In recent years, state legislators have attempted to prove their tough-on-crime credentials by starving public defenders of resources. As a result, public defender offices are often too underfunded to hire enough staff attorneys to handle their large caseloads. This forces courts to assign cases to private criminal defense attorneys, but many states pay them so poorly that they end up working below the minimum wage to defend their clients. In Alabama, for example, the statutory pay limit for court-appointed attorneys is $1,000 for all felonies, regardless of how much time the case requires.
Another problem, says Cole, is that the U.S. Supreme Court sets an almost impossible threshold for proving ineffective counsel. Appeals courts have ruled that attorneys who fell asleep, were drunk, or snorted cocaine during trials were still adequately representing their clients. Even in death penalty cases, courts have upheld convictions when the defendants' attorneys were woefully inept.
Cole also draws attention to the police practice of "profiling": the stopping and questioning of anyone who matches a suspect's general description or who may appear "suspicious." Police use this practice to consider virtually any young African-American or Hispanic male as a suspect. The police also use traffic stops as a means of sniffing out drug offenders, he says.
Police officers, Cole adds, often coerce people into "consenting" to otherwise unwarranted searches. Suspects have the right to refuse to be searched, but this is a right people are either not fully aware of or are afraid to assert.

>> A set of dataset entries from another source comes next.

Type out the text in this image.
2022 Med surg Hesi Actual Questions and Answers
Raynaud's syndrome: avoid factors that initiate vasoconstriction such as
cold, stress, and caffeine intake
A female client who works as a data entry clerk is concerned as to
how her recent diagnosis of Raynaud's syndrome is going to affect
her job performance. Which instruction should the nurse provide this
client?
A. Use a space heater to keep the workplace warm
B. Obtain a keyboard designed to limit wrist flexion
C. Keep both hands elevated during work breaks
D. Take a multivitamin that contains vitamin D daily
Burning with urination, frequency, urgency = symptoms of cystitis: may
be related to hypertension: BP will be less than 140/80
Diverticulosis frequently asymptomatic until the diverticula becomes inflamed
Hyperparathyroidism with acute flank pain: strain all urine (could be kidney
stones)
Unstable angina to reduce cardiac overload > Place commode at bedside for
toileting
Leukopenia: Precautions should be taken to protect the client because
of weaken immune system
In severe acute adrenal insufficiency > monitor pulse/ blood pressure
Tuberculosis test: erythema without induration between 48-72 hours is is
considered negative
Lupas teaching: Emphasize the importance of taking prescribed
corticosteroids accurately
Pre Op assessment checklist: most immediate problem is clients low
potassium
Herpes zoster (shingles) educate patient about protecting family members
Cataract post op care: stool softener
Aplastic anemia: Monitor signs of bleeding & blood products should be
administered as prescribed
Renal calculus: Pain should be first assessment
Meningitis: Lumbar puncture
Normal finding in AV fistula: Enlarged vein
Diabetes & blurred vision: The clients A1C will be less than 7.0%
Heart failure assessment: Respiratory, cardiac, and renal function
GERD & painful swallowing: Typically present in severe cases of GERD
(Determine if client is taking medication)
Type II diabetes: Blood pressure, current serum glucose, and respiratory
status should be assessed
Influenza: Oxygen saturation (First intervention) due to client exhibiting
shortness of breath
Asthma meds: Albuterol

In one Florida county where 95 percent of the residents are white, 70 percent of the drivers stopped by the police were African-American or Latino, according to an Orlando Sentinel study of 148 hours of police videotapes. Cole cites similar statistics all over the United States.
Many police procedures considered standard practice in today's inner cities would cease at once if they were brought to bear on white people with means, Cole argues.
Cole devotes the last section of No Equal Justice to a discussion of solutions. His most provocative suggestion is that we curtail some of the rights that only the wealthy can afford to take advantage of. Since it would be prohibitively expensive for all defendants to buy their own "Dream Team," Cole suggests that we should take measures to ensure that no defendant can spend as much on defense as Simpson did.
This is a bold proposal and one that would likely face at least as much resistance from Cole's friends on the left as it would from those who are content with the status quo.